Oldenburg aporta su pequeño granito de arena, introduciendo materiales efímeros, como el plástico hinchable del pintalabios. Evidentemente, la intencionalidad de la escultura cambia, no está hecha para perdurar en la eternidad sino que se circunscribe a un periodo concreto y luego desaparece, pero en realidad esto es lo que ocurre con la propia vida cotidiana, donde todo cambia constantemente y en las propias personas, que están constante cambiando físicamente. Todo se crea y se destruye a un ritmo vertiginoso, las ideas, los objetos, la vida.

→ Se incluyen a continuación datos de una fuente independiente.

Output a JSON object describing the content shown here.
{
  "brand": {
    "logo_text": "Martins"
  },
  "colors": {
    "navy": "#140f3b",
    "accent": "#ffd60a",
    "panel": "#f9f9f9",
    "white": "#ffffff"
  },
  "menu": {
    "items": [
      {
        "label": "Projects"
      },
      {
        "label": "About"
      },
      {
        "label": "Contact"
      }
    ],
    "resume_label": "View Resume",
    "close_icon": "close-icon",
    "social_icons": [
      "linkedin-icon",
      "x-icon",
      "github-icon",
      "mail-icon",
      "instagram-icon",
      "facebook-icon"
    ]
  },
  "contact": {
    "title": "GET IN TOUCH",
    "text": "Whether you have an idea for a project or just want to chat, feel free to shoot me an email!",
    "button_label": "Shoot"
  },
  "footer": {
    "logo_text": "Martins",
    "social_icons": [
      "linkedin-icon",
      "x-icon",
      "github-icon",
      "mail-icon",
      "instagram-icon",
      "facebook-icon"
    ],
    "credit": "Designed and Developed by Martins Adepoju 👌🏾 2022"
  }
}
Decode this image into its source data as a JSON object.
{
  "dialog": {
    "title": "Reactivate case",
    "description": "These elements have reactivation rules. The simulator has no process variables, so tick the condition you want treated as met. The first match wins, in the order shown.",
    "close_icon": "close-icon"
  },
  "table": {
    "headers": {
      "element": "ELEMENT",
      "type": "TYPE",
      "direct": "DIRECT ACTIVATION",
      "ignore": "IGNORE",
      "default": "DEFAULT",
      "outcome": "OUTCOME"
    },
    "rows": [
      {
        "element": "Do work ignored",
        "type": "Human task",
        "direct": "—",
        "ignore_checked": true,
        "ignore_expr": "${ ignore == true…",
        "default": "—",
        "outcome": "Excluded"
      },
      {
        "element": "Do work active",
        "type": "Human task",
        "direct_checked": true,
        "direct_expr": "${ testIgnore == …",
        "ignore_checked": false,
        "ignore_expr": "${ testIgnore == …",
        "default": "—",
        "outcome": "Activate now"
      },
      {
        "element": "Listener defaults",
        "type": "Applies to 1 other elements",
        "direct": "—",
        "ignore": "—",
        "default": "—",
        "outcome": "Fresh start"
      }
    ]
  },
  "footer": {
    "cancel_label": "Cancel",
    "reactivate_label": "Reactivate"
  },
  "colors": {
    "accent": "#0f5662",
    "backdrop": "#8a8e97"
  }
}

Cambio de emplazamiento y reconstrucción

El problema que nos encontramos actualmente es que no queremos que obras tan importantes como las de Oldenburg desaparezcan, porque sería una pérdida fatal para la Historia del Arte, por ello, el pintalabios ha sido rehecho de metal en su totalidad, para que al menos así podamos hacernos una idea de cómo fue. Al margen de que recientemente se ha cambiado de ubicación y se ha establecido en el Morse College de la misma universidad, porque algunos actos vandálicos habían deteriorado la pieza. Es una lástima que su emplazamiento original haya cambiado, porque su lugar era el centro mismo de la universidad, que debía de ser el lugar de crítica por excelencia y se la ha relegado a otra zona de la universidad menos importante, quizás una metáfora de que se ha apartado la crítica del seno de la Universidad.

La idea supera a la realización técnica de la idea

Por último, me gustaría incidir en la cuestión del carácter conceptual de la escultura, que está en relación con la propia mentalidad de la época. El artista no realiza la obra sino que concibe la idea. Lo importante es esa idea no su materialización, por eso el creador deja su faceta técnica para convertirse en artífice de ideas. Esto no deja de ser paradójico cuando hablamos de escultura, que tiene una tradición técnica muy importante, recordemos a Miguel Ángel esculpiendo el mármol con sus propias manos o a Martínez Montañés tallando la madera.

Es una lástima que su emplazamiento original haya cambiado, porque su lugar era el centro mismo de la universidad, que debía de ser el lugar de crítica por excelencia y se la ha relegado a otra zona de la universidad menos importante, quizás una metáfora de que se ha apartado la crítica del seno de la Universidad.

Aquí Claes Oldenburg ha encargado las piezas de metal que serían ensambladas en una fábrica mediante un proceso industrial, algo que es muy característico del pop art. De hecho, Andy Warhol decía que él no quería ser pintor sino una máquina. Se acepta la industrialización como un proceso artístico, por tanto, se elimina el carácter artesanal de la escultura y lo único que importa es la originalidad de la idea. Aquí el problema que subyace es el de la obra en sí, ¿dónde está la artisticidad de la obra?, ¿es posible materializar la idea?, o ¿no es necesario? El caso es que para que la obra exista tiene que fijarse en un soporte, ya sea un lienzo, ya sea el mármol, pero la cuestión es que estos materiales (más o menos perecederos) constriñen la obra. Se trata de una visión un tanto platónica del arte, donde lo artístico de la obra no se encuentra en la obra en sí sino en el mundo de las ideas.